Nach ein paar Minuten treffen immer mehr „Traceurs“, wie die Sportler bzw. Läufer im Parkour genannt werden, ein. Wir sind zu zehnt, acht Männer und zwei Frauen. Zur Erwärmung drehen wir vier Runden, und ich bin schon ziemlich aus der Puste, als wir uns wieder im Parkdeck versammeln. Was jetzt folgt, sind schlimmen Muskelkater verursachende Beinübungen, Liegestütze und Balance- und Lockerungsübungen. Danach geht es noch die Treppe hoch, aber nicht so, wie wir das kennen, sondern auf allen Vieren rückwärts, vorwärts wieder runter, durch Fahrradständer hindurch, um dann, an einer Wand angekommen, wieder Liegestütze zu machen. Unser erstes Übungsobjekt ist eine Mauer, an die wir uns auf Spiderman-Art dranhängen und versuchen müssen uns hochzuziehen. ich scheitere bereits beim ersten Versuch. Schnell stelle ich fest, dass man für Parkour viel Kraft und Ausdauer braucht und auch, dass der ein oder andere Klimmzug im Fitnessstudio nicht schaden kann.

Parkour wurde Ende der 1980er-Jahre von David Belle in Frankreich entwickelt. Als Grundlage diente die sogenannte „méthode naturelle“, die Bewegung im Freien und der geistige Einklang mit der Natur, die Belle von seinem Vater, einem ehemaligen Vietnamsoldaten, gelehrt bekam und auf urbane Gegebenheiten übertrug. Also das Überwinden von Mauern, Bauzäunen, Bänken, Geländern und dergleichen. Bereits seit acht Jahren übt mein Trainer Michael Schütze diese Kunst des Fortbewegens aus. Er hat sich alles autodidaktisch beigebracht und erst später mit anderen Leuten zusammen trainiert. im Jahr 2007 gründete er mit seinem Team eine Gruppe namens Senshi-Parkour. Es ist die einzige Gruppe, die öffentliche Trainings und Workshops in Magdeburg anbietet.

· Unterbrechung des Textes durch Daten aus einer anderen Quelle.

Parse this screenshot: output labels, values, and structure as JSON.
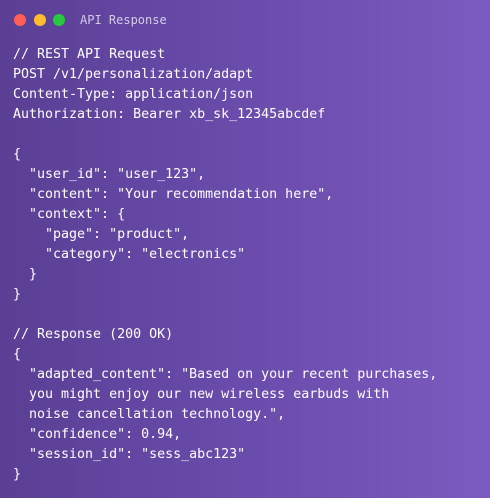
{
  "window": {
    "title": "API Response",
    "controls": {
      "close_color": "#ff5f57",
      "minimize_color": "#febc2e",
      "maximize_color": "#28c840"
    }
  },
  "code": {
    "lines": [
      "// REST API Request",
      "POST /v1/personalization/adapt",
      "Content-Type: application/json",
      "Authorization: Bearer xb_sk_12345abcdef",
      "",
      "{",
      "  \"user_id\": \"user_123\",",
      "  \"content\": \"Your recommendation here\",",
      "  \"context\": {",
      "    \"page\": \"product\",",
      "    \"category\": \"electronics\"",
      "  }",
      "}",
      "",
      "// Response (200 OK)",
      "{",
      "  \"adapted_content\": \"Based on your recent purchases,",
      "  you might enjoy our new wireless earbuds with",
      "  noise cancellation technology.\",",
      "  \"confidence\": 0.94,",
      "  \"session_id\": \"sess_abc123\"",
      "}"
    ]
  }
}
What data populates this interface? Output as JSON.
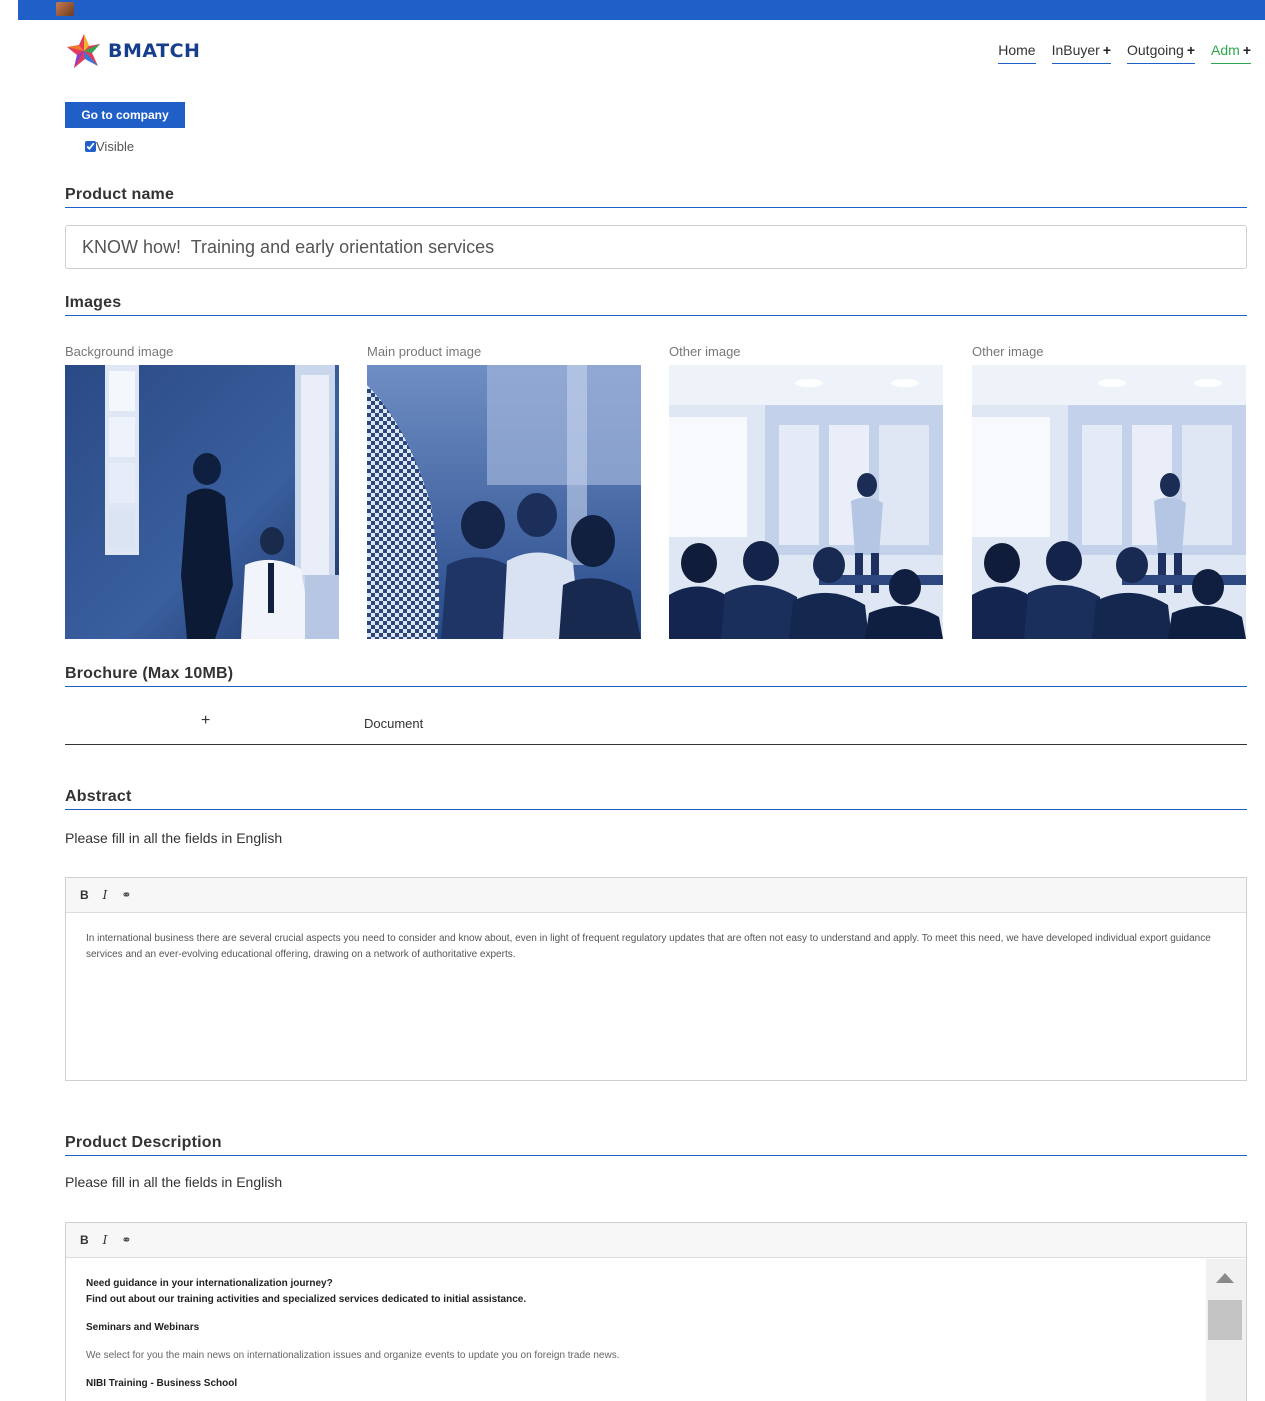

„Ernsthafte Verletzungen“, so Michael, „habe ich mir beim Parkour noch nicht zugezogen.“ Zu seinen „Lieblingsorten“ zählt er das Kloster Unser Lieben Frauen, die Johanneskirche und natürlich auch Spielplätze. Auf die Frage, was ihm Parkour bedeutet, antwortet er: „Es ist einfach eine wichtige Komponente in meinem Leben, die mich erfüllt. Mittlerweile denke ich in Parkour.“ Nachdem wir mit der Erwärmung fertig sind, ist es endlich soweit – mein erster Sprung über ein kleines Geländer steht mir bevor. Michael springt zuerst und demonstriert mir den richtigen Bewegungsablauf. „Sieht gar nicht so schwer aus“, denke ich mir und laufe los. Doch kurz vor dem Sprung macht sich ein Gefühl von Angst in mir breit, und ich bremse leicht ab, schaffe es zwar über das Geländer, aber das sieht wohl alles andere als elegant aus. Jetzt verstehe ich auch, was Michael mit geistiger und körperlicher Kontrolle gemeint hat. ich traue mich noch ein paarmal über das Geländer zu springen, aber so mühelos wie Michael bekomme ich es nicht hin. Nach dem Training bin ich ziemlich kaputt, durchgefroren, aber auch irgendwie euphorisch und denke darüber nach, beim nächsten Mal wieder dabei zu sein.